Não apenas os ideais farrapos, por que muitos e muitos já travavam guerras ao longo de milênios, desde os tempos das cavernas e acreditavam e talvez acreditem que só conseguiram espaço a base de sangue e sofrimento alheios.
Muitos farrapos se confundem com vikings, homens das cavernas, nazistas, mojardeins.
Sim, são todos os mesmos ideais que os embalam, que os fazem ser, que ao longo da estrada na eternidade da vida não conseguem se desprenderem das mágoas, da escuridão, do sofrimento e da injustiça.
E o pior é que muitos estão encarnados dentre nós. Ainda fazem guerra, se não entre nações, povos, fazem entre famílias, entre pequenos grupos proliferando gangues.
Na cabeça de um amigo, de um desafeto reconhecido ou confundido.
E no mundo espiritual utilizam o artifício de serem apenas energia e favorecem com idéias e situações, os que pensam de maneira igual, obsediando, vampirizando os que tentam alcançar a luz maior.
Cada indivíduo deve ter cuidado com todos os orixás, mas principalmente com seu ORI, que é na realidade, ter cuidado com a própria cabeça.
Guia certo do nosso destino incerto.
O homem por tendência natural só olha para fora, buscando resposta longe do seu ser, do seu eu, esquecendo-se de voltar-se para si mesmo, onde sem dúvida, encontrará resposta das mais diversas.

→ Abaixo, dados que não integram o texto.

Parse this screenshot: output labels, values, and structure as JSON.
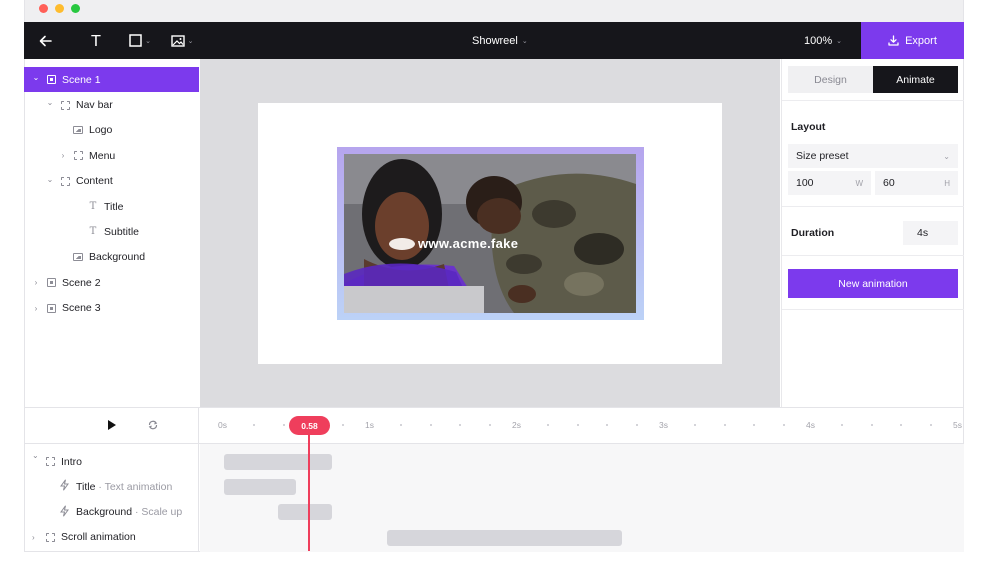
{
  "window": {
    "traffic_lights": [
      "#ff5f57",
      "#febc2e",
      "#28c840"
    ]
  },
  "toolbar": {
    "back_icon": "arrow-left-icon",
    "text_tool_icon": "text-icon",
    "shape_tool_icon": "rectangle-icon",
    "image_tool_icon": "image-icon",
    "project_name": "Showreel",
    "zoom": "100%",
    "export_label": "Export"
  },
  "layers": [
    {
      "label": "Scene 1",
      "type": "scene",
      "depth": 0,
      "expanded": true,
      "active": true
    },
    {
      "label": "Nav bar",
      "type": "frame",
      "depth": 1,
      "expanded": true
    },
    {
      "label": "Logo",
      "type": "image",
      "depth": 2
    },
    {
      "label": "Menu",
      "type": "frame",
      "depth": 2,
      "expanded": false
    },
    {
      "label": "Content",
      "type": "frame",
      "depth": 1,
      "expanded": true
    },
    {
      "label": "Title",
      "type": "text",
      "depth": 3
    },
    {
      "label": "Subtitle",
      "type": "text",
      "depth": 3
    },
    {
      "label": "Background",
      "type": "image",
      "depth": 2
    },
    {
      "label": "Scene 2",
      "type": "scene",
      "depth": 0,
      "expanded": false
    },
    {
      "label": "Scene 3",
      "type": "scene",
      "depth": 0,
      "expanded": false
    }
  ],
  "canvas": {
    "overlay_text": "www.acme.fake"
  },
  "inspector": {
    "tabs": [
      {
        "label": "Design",
        "active": false
      },
      {
        "label": "Animate",
        "active": true
      }
    ],
    "layout_heading": "Layout",
    "size_preset": "Size preset",
    "width_value": "100",
    "width_suffix": "W",
    "height_value": "60",
    "height_suffix": "H",
    "duration_label": "Duration",
    "duration_value": "4s",
    "new_animation_label": "New animation"
  },
  "timeline": {
    "play_icon": "play-icon",
    "loop_icon": "loop-icon",
    "ruler_labels": [
      "0s",
      "1s",
      "2s",
      "3s",
      "4s",
      "5s"
    ],
    "playhead_value": "0.58",
    "tracks": [
      {
        "label": "Intro",
        "sub": "",
        "type": "group"
      },
      {
        "label": "Title",
        "sub": " · Text animation",
        "type": "animation"
      },
      {
        "label": "Background",
        "sub": " · Scale up",
        "type": "animation"
      },
      {
        "label": "Scroll animation",
        "sub": "",
        "type": "group"
      }
    ],
    "accent_color": "#ef3e5c"
  },
  "colors": {
    "accent": "#7c3aed",
    "topbar": "#16161b"
  }
}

A cabeça é na realidade o micro do macrocosmo no homem, o orí, a cabeça física, é o símbolo interior chamado orí inú, que é a essência do ser e controla a personalidade do indivíduo, guiando e ajudando desde antes do nascimento, durante a vida e após a morte.
Esta é então a centelha divina no humano.
O ancião está ao meu lado e observa com seus olhos quase opacos um canto da rua.
Não precisa de esforço para ver o que os olhos carnais não enchergam.
Parecia um hospital improvisado, já que a aparência era de um casarão. Dois andares bem distintos, embora dessem a idéia pela altura ter mais andares .
As janelas altas e largas deixavam ver vários rostos desfigurados e disformes.
Espectros, lentos, esbranquiçados e desfigurados.
Outros agitados, arredios, violentos.
Melancólica visão.
O zumbido de uma mosca varejeira traz a realidade e me faz pensar nos desgarrados na estrada da redenção, que por descuido, por insensatez afastam-se do ylê, onde esta o nosso ensejo maior de participação como aprendizes, colaboradores, trabalhadores, obreiros.
Fortalecer a mandala com a presença, engrandecê-la com seu trabalho.
Sublimá-lo com sua grandeza.
Devemos sempre fazer do ylê uma oficina, a escola, o templo, para que não tenha de ver nele um hospital, atormentado por males e frustrações que afligem os que não assumem o que aceitaram antes de reencarnar.
E quanto a nós, continuaremos nossa caminhada.
Hoje aqui. Amanhã...onde for preciso.
Bem, espero que todos caminhantes usem de seu livre arbítrio para definir o melhor caminho a seguir e com certeza estaremos sempre desejosos de que este caminho seja de Harmonia, Amor, Verdade e Justiça para todos os seres.